AI aids journalists, but truth still needs human judgment, rigor and conscience
What is the unique value proposition of journalism? For me, the answer was always obvious: Journalists are supposed to be a force for good. They are the people who leave the comfort of newsrooms to stand in war zones, listen to eyewitnesses, sift through documents and, after hours, days, sometimes weeks, arrive at a conclusion shaped by judgment, experience and integrity. They are the human filter between events and truth. We trust them not because they are perfect, but because they bother to show up.
Years ago in Paris, I was invited, very politely, to attend the morning editorial meeting of a major newspaper. Twenty editors sat around a long wooden table, exchanging dry jokes and raised eyebrows. Then the editor-in-chief appeared wearing a bowtie, which felt like walking into a caricature of journalism. Let me add, the good kind. For 30 minutes, I watched a newspaper assemble itself: ideas sharpened, claims interrogated, weak angles mercilessly dismissed. That room was a reminder that journalism, at its best, is a craft built on discipline, friction and human scrutiny. Not something you can replace with a prompt.
Today, that craft is under strain. Artificial intelligence is everywhere. When I travel in a Francophone country and face a handwritten menu full of mystery dishes, I snap a photo and ask ChatGPT what I’m about to ingest. And yes, I did laugh at the Instagram post that said: "If you ever feel stupid, remember you finished college before ChatGPT.” As long as AI remains an assistant, it is delightful.
The problem begins when AI is invited to perform vital tasks in reality.
Take the recent Der Spiegel incident. One of Europe’s most prestigious publications accidentally published an article containing a raw ChatGPT prompt: "If you like, I can adjust tone and detail.” There it sat, right in the middle of the story, blinking like a neon sign that read: "Nobody read this before publishing.” It passed every gatekeeper (reporters, editors, copy editors, production staff) and not a single person noticed. This wasn’t a typo. This was a newsroom forgetting what its job is.
But here’s the uncomfortable truth: The real problem is not AI. The real problem is what financial pressure has turned journalism into. Foreign bureaus have closed. Travel budgets evaporated. Senior editors replaced with "leaner” and "faster” (read: cheaper) structures.

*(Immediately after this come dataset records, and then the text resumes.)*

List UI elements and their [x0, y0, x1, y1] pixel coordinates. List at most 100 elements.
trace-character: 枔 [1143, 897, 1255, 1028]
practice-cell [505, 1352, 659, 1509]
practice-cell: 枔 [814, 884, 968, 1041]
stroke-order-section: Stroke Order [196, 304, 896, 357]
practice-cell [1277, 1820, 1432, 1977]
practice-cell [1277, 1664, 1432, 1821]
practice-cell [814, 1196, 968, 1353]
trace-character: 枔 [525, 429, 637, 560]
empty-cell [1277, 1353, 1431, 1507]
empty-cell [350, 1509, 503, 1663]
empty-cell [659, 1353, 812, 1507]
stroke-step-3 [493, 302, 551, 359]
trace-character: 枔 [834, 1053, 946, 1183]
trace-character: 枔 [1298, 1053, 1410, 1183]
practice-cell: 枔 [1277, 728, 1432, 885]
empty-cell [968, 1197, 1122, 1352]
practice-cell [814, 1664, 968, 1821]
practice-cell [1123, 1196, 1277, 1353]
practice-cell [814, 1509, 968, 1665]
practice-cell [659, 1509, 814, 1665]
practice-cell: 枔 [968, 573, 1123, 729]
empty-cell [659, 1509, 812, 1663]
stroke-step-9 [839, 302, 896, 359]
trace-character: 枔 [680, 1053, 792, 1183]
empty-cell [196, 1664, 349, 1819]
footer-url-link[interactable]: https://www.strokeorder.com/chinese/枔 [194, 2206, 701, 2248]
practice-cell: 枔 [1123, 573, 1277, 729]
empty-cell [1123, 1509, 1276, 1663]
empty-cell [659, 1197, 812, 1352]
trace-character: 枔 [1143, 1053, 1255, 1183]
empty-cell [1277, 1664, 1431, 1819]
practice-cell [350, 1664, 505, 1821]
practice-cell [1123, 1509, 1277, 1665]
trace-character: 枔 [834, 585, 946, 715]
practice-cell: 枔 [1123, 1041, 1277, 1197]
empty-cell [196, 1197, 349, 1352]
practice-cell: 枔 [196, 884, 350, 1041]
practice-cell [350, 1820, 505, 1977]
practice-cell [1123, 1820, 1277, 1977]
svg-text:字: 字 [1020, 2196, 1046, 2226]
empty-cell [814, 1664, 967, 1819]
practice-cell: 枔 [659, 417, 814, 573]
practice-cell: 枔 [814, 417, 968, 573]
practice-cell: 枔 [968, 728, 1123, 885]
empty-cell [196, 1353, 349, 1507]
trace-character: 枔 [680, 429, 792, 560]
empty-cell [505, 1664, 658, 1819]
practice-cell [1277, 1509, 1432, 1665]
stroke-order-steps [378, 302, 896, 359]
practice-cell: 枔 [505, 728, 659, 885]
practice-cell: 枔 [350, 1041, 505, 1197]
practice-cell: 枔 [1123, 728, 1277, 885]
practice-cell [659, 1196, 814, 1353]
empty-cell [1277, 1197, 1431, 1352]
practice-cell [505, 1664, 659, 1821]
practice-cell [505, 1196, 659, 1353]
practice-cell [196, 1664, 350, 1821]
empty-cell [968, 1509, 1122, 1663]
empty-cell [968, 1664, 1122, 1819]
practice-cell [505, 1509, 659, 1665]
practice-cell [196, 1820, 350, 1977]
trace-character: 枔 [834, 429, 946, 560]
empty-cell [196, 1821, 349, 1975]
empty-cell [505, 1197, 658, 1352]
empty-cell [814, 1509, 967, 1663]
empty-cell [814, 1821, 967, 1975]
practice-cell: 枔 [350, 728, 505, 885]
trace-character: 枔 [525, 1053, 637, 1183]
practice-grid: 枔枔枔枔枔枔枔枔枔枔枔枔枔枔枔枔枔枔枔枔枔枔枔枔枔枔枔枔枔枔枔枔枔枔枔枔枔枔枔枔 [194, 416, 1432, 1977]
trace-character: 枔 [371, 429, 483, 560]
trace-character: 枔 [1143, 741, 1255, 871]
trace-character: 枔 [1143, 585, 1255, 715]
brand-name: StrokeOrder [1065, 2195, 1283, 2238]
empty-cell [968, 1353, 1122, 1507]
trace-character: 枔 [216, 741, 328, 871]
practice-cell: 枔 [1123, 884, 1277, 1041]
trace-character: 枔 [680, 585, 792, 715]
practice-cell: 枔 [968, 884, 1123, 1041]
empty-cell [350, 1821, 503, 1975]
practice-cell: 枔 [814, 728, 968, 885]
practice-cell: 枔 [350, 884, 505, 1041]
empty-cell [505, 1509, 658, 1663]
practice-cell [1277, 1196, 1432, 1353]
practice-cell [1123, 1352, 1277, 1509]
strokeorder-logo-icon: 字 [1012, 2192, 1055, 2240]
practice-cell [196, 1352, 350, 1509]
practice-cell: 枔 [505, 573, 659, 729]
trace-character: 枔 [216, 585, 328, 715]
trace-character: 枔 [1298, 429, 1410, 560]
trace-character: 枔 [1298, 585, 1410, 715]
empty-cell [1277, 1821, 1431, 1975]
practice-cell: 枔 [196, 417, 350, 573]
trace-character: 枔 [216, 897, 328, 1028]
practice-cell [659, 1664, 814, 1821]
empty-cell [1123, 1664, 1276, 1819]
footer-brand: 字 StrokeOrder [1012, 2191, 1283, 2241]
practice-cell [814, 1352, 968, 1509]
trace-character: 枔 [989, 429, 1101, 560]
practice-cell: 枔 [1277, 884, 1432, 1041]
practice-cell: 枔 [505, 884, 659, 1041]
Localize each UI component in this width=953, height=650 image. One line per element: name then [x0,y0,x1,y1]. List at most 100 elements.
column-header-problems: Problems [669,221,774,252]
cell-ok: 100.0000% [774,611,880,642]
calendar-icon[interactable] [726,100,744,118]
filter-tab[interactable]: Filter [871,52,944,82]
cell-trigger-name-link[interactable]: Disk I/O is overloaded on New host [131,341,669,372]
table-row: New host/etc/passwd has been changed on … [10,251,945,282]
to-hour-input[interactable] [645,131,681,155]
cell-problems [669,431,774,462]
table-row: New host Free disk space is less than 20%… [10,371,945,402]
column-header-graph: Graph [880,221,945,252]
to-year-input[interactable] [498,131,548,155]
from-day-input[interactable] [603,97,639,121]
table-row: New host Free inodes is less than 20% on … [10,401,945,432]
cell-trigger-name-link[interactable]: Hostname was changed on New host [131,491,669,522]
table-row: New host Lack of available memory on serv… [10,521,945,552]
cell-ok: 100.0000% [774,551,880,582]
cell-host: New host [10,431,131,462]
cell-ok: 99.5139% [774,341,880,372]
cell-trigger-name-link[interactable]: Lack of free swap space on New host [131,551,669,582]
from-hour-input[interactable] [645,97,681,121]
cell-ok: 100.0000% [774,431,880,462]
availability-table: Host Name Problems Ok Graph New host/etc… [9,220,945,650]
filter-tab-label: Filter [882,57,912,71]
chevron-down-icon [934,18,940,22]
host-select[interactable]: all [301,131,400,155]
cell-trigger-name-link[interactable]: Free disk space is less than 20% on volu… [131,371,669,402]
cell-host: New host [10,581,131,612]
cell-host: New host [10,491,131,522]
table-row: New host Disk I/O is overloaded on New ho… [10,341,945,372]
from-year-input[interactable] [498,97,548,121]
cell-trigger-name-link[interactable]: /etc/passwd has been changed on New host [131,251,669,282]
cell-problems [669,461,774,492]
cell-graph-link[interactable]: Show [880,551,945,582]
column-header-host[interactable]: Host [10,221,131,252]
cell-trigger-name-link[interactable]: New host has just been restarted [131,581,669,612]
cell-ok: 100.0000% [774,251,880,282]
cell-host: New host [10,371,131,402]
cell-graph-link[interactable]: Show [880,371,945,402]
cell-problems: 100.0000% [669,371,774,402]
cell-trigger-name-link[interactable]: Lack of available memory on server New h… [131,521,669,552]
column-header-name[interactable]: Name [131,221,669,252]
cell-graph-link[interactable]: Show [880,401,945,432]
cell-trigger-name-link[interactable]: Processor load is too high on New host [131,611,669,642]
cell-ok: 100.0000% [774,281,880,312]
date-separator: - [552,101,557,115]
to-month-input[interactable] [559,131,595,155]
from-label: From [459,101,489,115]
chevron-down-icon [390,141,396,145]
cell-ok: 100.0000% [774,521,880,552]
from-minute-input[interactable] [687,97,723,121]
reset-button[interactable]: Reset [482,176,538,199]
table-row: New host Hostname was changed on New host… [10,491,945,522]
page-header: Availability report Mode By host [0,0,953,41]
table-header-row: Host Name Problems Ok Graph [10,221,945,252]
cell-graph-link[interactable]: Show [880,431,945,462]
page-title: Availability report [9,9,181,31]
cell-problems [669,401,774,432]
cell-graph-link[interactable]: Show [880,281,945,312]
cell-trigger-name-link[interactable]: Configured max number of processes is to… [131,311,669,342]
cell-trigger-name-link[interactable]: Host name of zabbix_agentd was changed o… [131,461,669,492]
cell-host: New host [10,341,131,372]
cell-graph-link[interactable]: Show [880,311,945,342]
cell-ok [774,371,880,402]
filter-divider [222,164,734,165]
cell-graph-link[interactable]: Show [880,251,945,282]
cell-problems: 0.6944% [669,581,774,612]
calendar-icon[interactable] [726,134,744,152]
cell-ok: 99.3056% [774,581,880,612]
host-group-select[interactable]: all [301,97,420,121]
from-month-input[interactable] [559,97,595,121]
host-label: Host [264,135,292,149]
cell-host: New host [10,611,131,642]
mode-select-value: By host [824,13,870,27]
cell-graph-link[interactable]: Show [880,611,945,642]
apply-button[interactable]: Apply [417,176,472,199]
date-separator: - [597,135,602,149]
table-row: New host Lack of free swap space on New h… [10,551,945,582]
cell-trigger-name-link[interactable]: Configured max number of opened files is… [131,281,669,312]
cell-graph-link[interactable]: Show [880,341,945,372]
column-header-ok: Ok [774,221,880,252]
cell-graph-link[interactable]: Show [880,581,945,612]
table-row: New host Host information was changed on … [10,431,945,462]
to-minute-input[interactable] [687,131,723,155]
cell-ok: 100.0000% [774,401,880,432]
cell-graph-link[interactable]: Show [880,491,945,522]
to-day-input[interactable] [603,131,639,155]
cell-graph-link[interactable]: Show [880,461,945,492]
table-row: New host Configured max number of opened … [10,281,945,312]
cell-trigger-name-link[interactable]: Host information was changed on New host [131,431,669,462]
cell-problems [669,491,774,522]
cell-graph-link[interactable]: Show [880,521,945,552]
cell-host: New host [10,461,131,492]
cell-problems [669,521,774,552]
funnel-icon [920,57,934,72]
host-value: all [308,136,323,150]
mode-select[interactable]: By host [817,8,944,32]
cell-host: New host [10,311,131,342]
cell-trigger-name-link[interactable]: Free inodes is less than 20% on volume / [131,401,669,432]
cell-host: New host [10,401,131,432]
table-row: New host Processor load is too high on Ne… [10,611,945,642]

Reporters are expected to monitor social media, rewrite agency copy, churn out multiple stories a day and sprint until burnout. Under those conditions, AI stops being an assistant and becomes a crutch, one that slowly replaces the muscle it was meant to support.
Tools don’t replace people. People replace themselves when they stop doing the work. And this is where journalism faces an existential crisis. If journalists quietly outsource core functions (fact-checking, editing, even parts of reporting) to an AI model, without disclosure or oversight, the profession hollows out from within. Trust erodes. Accountability dissolves. The very thing journalism is meant to defend – reality – becomes optional.
AI can absolutely support journalism. It can fix grammar, find old articles, help organize notes and translate interviews at midnight. It can make good journalists better. What it cannot do is decide what is true. It cannot detect manipulation, smell a lie, or recognize when silence in a war zone signals that something terrible is unfolding. It cannot replace human judgment or human responsibility.
Journalism’s value lies not in speed or efficiency but in conscience, skepticism and moral clarity. If the industry forgets that, if it trades rigor for convenience, then it won’t be AI that destroys journalism. It will be human negligence, one unchecked paragraph at a time.